While she answered, I took a sip of my coffee. It was foul. I forced it down.

“Do you know of anyone Susan might have referred to as W?”

“Not that I can think of.”

“Do you know if Susan’s father ever talked to her about his work?”

“Not that I know of. Do you think it could be connected to him? Maybe someone he put away?...” As she continued talking, a few strands of hair fell across her forehead and over her eyes. She brushed them away and shook her head slightly. I watched her every movement with fascination and when she turned back to me, I looked into her eyes and got lost in them. I realized I hadn’t been paying attention to what she had been saying, and with great effort, I tuned back in. “...I mean I know he claims he was set up, but what if it’s true, and someone really was out to get him. Maybe him losing his career and respect wasn’t enough for them. Maybe he had to lose his daughter as well.”

“It’s possible, but to be honest, from everything we’ve seen up to now, it’s really beginning to look like Susan was killed by someone she didn’t know. She was probably just in the wrong place at the wrong time.”

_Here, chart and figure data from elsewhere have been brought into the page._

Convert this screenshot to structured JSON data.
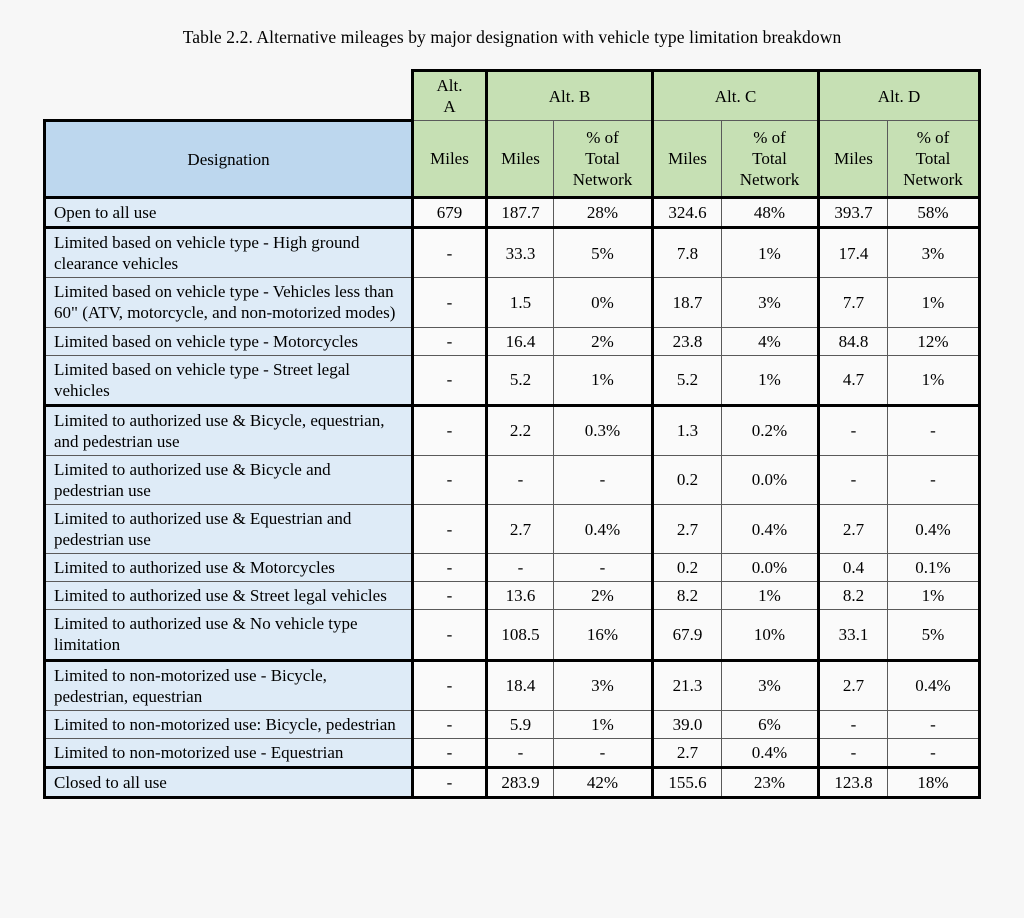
{
  "title": "Table 2.2. Alternative mileages by major designation with vehicle type limitation breakdown",
  "table": {
    "alt_headers": [
      "Alt.\nA",
      "Alt. B",
      "Alt. C",
      "Alt. D"
    ],
    "designation_header": "Designation",
    "miles_header": "Miles",
    "pct_header": "% of\nTotal\nNetwork",
    "rows": [
      {
        "designation": "Open to all use",
        "values": [
          "679",
          "187.7",
          "28%",
          "324.6",
          "48%",
          "393.7",
          "58%"
        ]
      },
      {
        "designation": "Limited based on vehicle type - High ground clearance vehicles",
        "values": [
          "-",
          "33.3",
          "5%",
          "7.8",
          "1%",
          "17.4",
          "3%"
        ]
      },
      {
        "designation": "Limited based on vehicle type - Vehicles less than 60\" (ATV, motorcycle, and non-motorized modes)",
        "values": [
          "-",
          "1.5",
          "0%",
          "18.7",
          "3%",
          "7.7",
          "1%"
        ]
      },
      {
        "designation": "Limited based on vehicle type - Motorcycles",
        "values": [
          "-",
          "16.4",
          "2%",
          "23.8",
          "4%",
          "84.8",
          "12%"
        ]
      },
      {
        "designation": "Limited based on vehicle type - Street legal vehicles",
        "values": [
          "-",
          "5.2",
          "1%",
          "5.2",
          "1%",
          "4.7",
          "1%"
        ]
      },
      {
        "designation": "Limited to authorized use & Bicycle, equestrian, and pedestrian use",
        "values": [
          "-",
          "2.2",
          "0.3%",
          "1.3",
          "0.2%",
          "-",
          "-"
        ]
      },
      {
        "designation": "Limited to authorized use & Bicycle and pedestrian use",
        "values": [
          "-",
          "-",
          "-",
          "0.2",
          "0.0%",
          "-",
          "-"
        ]
      },
      {
        "designation": "Limited to authorized use & Equestrian and pedestrian use",
        "values": [
          "-",
          "2.7",
          "0.4%",
          "2.7",
          "0.4%",
          "2.7",
          "0.4%"
        ]
      },
      {
        "designation": "Limited to authorized use & Motorcycles",
        "values": [
          "-",
          "-",
          "-",
          "0.2",
          "0.0%",
          "0.4",
          "0.1%"
        ]
      },
      {
        "designation": "Limited to authorized use & Street legal vehicles",
        "values": [
          "-",
          "13.6",
          "2%",
          "8.2",
          "1%",
          "8.2",
          "1%"
        ]
      },
      {
        "designation": "Limited to authorized use & No vehicle type limitation",
        "values": [
          "-",
          "108.5",
          "16%",
          "67.9",
          "10%",
          "33.1",
          "5%"
        ]
      },
      {
        "designation": "Limited to non-motorized use - Bicycle, pedestrian, equestrian",
        "values": [
          "-",
          "18.4",
          "3%",
          "21.3",
          "3%",
          "2.7",
          "0.4%"
        ]
      },
      {
        "designation": "Limited to non-motorized use: Bicycle, pedestrian",
        "values": [
          "-",
          "5.9",
          "1%",
          "39.0",
          "6%",
          "-",
          "-"
        ]
      },
      {
        "designation": "Limited to non-motorized use - Equestrian",
        "values": [
          "-",
          "-",
          "-",
          "2.7",
          "0.4%",
          "-",
          "-"
        ]
      },
      {
        "designation": "Closed to all use",
        "values": [
          "-",
          "283.9",
          "42%",
          "155.6",
          "23%",
          "123.8",
          "18%"
        ]
      }
    ]
  },
  "colors": {
    "header_green": "#c6e0b4",
    "header_blue": "#bdd7ee",
    "designation_blue": "#deebf7",
    "cell_background": "#fafafa",
    "page_background": "#f7f7f7",
    "thick_border": "#000000",
    "thin_border": "#5a5a5a"
  }
}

“I’m not sure if that makes it better or worse,” she said. “So, if you think that Susan was killed by someone she didn’t know, why do you want to know more about her? How will that help you find the killer?”

“Good question. It may not, but there’s a chance that I’m wrong, and she did know him. The more I find out about her, the more likely I am to come across something pointing that way. Plus, I feel like I have a certain obligation to her father to check these avenues as thoroughly as possible before moving on to something else.”

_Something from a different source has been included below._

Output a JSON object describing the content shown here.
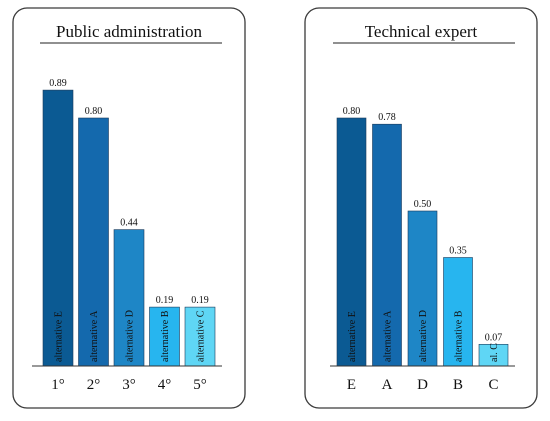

She nodded, approvingly. She was giving me her undivided attention, and I got the sense that she understood and actually cared about what I was saying.

“You don’t strike me as a typical private detective.” She said, evaluating me.

“Well, perhaps that’s an advantage.” I wasn’t quite sure what I meant by that, but fortunately, she didn’t ask me.

“How long have you been doing it?”

“I worked in a larger firm for three years, but I only recently set up on my own. This is my first solo case”

“Hell of a first case.”

I smiled. We sat and looked at each other in silence. I spoke first.

“Well, I guess that’s about everything.” I said, wondering if it was rude to leave the rest of my coffee. “You have my card if you think of anything that might help.”

“Yes I do, and you should take one of mine. And this,” said Abby, writing on the back of the card, “is my home number. In case you need me for anything else. Anything I can do to help.”

She was smiling again, and the dimples were back in her cheeks. I stood and took her card, and my fingers brushed against hers.

“I’ll see myself out. Thanks again for your time.”